PEMBROKE PARK, Fla. – Democratic members of Congress from South Florida criticized Gov. Ron DeSantis on Thursday for a lack of transparency as the state reopens during the coronavirus pandemic.

“The common thread here with DeSantis is callousness, indifference and a lack of candor,” U.S. Rep. Debbie Wasserman Schultz said. “I’ve referred to Governor DeSantis as Governor Disaster, but I think Governor Darkness is probably a more appropriate moniker.”

On Wednesday in Orlando, the Republican governor lashed out at the media for reporting that he has kept data secret about the number of COVID-19 cases in Florida, the number of deaths from the disease and other relevant information that has been critical to reopening the state.

The governor insists that he has been totally transparent.

DeSantis was asked about the state’s transparency in its reporting after Rebekah Jones, who had been a data scientist for the Florida Department of Health, raised questions about just that this week.

Standing beside Vice President Mike Pence, DeSantis said Jones is not an epidemiologist and is not the chief architect of “our web portal.” He also focused reporters’ attention on Jones’ pending July 17 stalking case in Leon County criminal court over alleged revenge porn.

“I have asked the Department of Health to explain to me how someone would be allowed to be charged with that and continue on,” DeSantis said.

U.S. Rep.
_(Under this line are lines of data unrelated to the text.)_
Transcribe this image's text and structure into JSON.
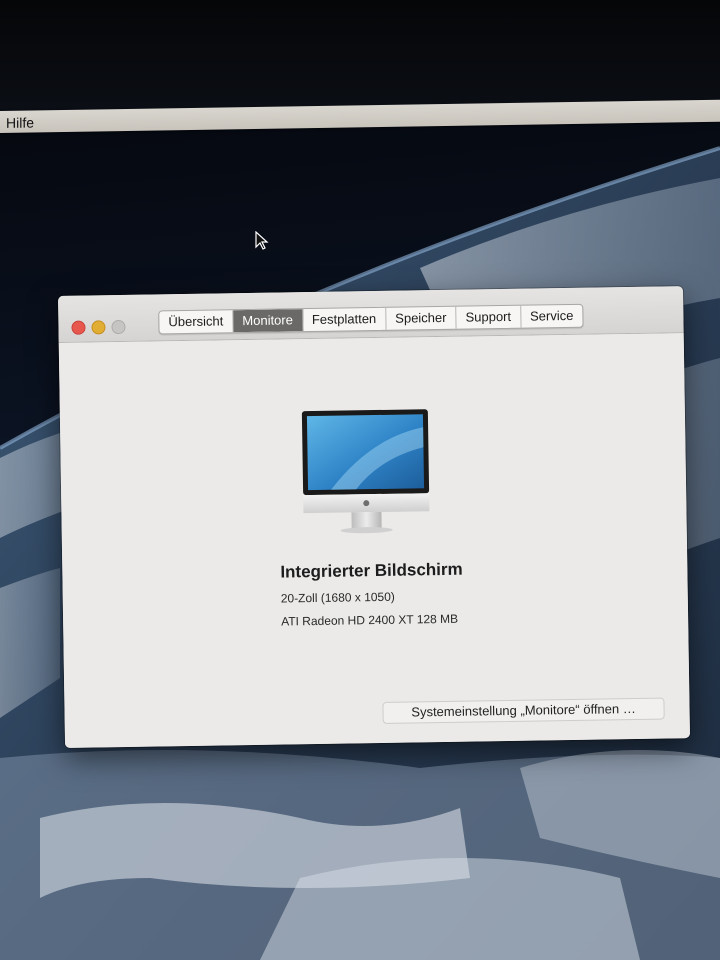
{
  "menubar": {
    "help_label": "Hilfe"
  },
  "window": {
    "tabs": [
      {
        "label": "Übersicht",
        "active": false
      },
      {
        "label": "Monitore",
        "active": true
      },
      {
        "label": "Festplatten",
        "active": false
      },
      {
        "label": "Speicher",
        "active": false
      },
      {
        "label": "Support",
        "active": false
      },
      {
        "label": "Service",
        "active": false
      }
    ],
    "display": {
      "name": "Integrierter Bildschirm",
      "size_resolution": "20-Zoll (1680 x 1050)",
      "graphics": "ATI Radeon HD 2400 XT 128 MB"
    },
    "prefs_button_label": "Systemeinstellung „Monitore“ öffnen …"
  },
  "colors": {
    "close": "#e8574e",
    "minimize": "#e2ad33",
    "zoom": "#c7c5c3",
    "active_tab": "#6a6968"
  }
}
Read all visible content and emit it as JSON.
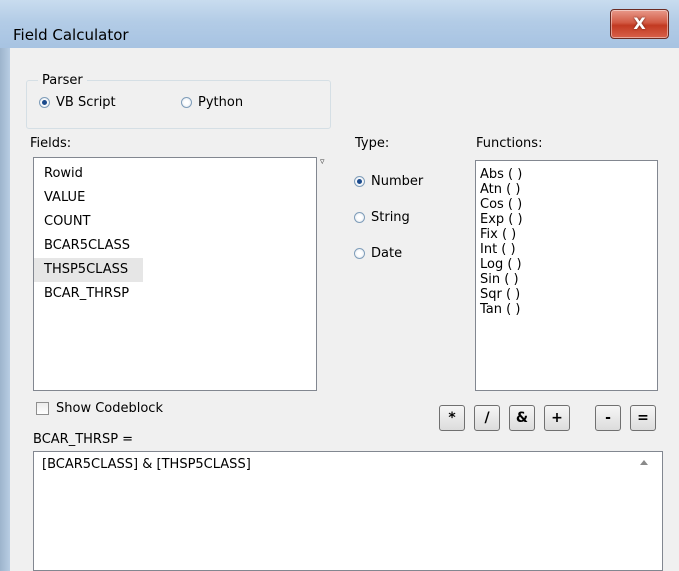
{
  "window": {
    "title": "Field Calculator",
    "close_label": "X"
  },
  "parser": {
    "group_label": "Parser",
    "options": [
      {
        "label": "VB Script",
        "checked": true
      },
      {
        "label": "Python",
        "checked": false
      }
    ]
  },
  "fields": {
    "label": "Fields:",
    "items": [
      "Rowid",
      "VALUE",
      "COUNT",
      "BCAR5CLASS",
      "THSP5CLASS",
      "BCAR_THRSP"
    ],
    "selected": "THSP5CLASS"
  },
  "type": {
    "label": "Type:",
    "options": [
      {
        "label": "Number",
        "checked": true
      },
      {
        "label": "String",
        "checked": false
      },
      {
        "label": "Date",
        "checked": false
      }
    ]
  },
  "functions": {
    "label": "Functions:",
    "items": [
      "Abs ( )",
      "Atn ( )",
      "Cos ( )",
      "Exp ( )",
      "Fix ( )",
      "Int ( )",
      "Log ( )",
      "Sin ( )",
      "Sqr ( )",
      "Tan ( )"
    ]
  },
  "show_codeblock": {
    "label": "Show Codeblock",
    "checked": false
  },
  "operators": [
    "*",
    "/",
    "&",
    "+",
    "-",
    "="
  ],
  "expression": {
    "target_label": "BCAR_THRSP =",
    "value": "[BCAR5CLASS] & [THSP5CLASS]"
  }
}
Ted Deutch said Thursday that the governor didn’t clarify his involvement in Jones’ removal.

“Yesterday during the governor’s angry tirade against the press, he forgot to mention any details of his own involvement in the firing of his DOH employee,” Deutch said. “We still have a lot of questions, and it’s right for us to ask them, and it’s fair for us to expect that we’re going to get clear answers.”

The criticism comes as the latest unemployment numbers were reported Thursday.

According to the U.S. Labor Department, Floridians filed 223,927 jobless claims last week, after 223,082 were filed the week before. Those figures suggest some stabilization in job losses as Florida businesses have started reopening after being closed to stop the spread of the new coronavirus.

Only California and New York had more new claims filed last week than Florida. The state’s tourism industry has been hardest hit, with almost a quarter of the workers who’ve filed jobless claims coming from that industry.

Nationally, more than 2.4 million people applied for U.S. unemployment benefits last week.

Roughly 38.6 million people have now filed for jobless aid since COVID-19 forced millions of businesses to close their doors and shrink their workforces.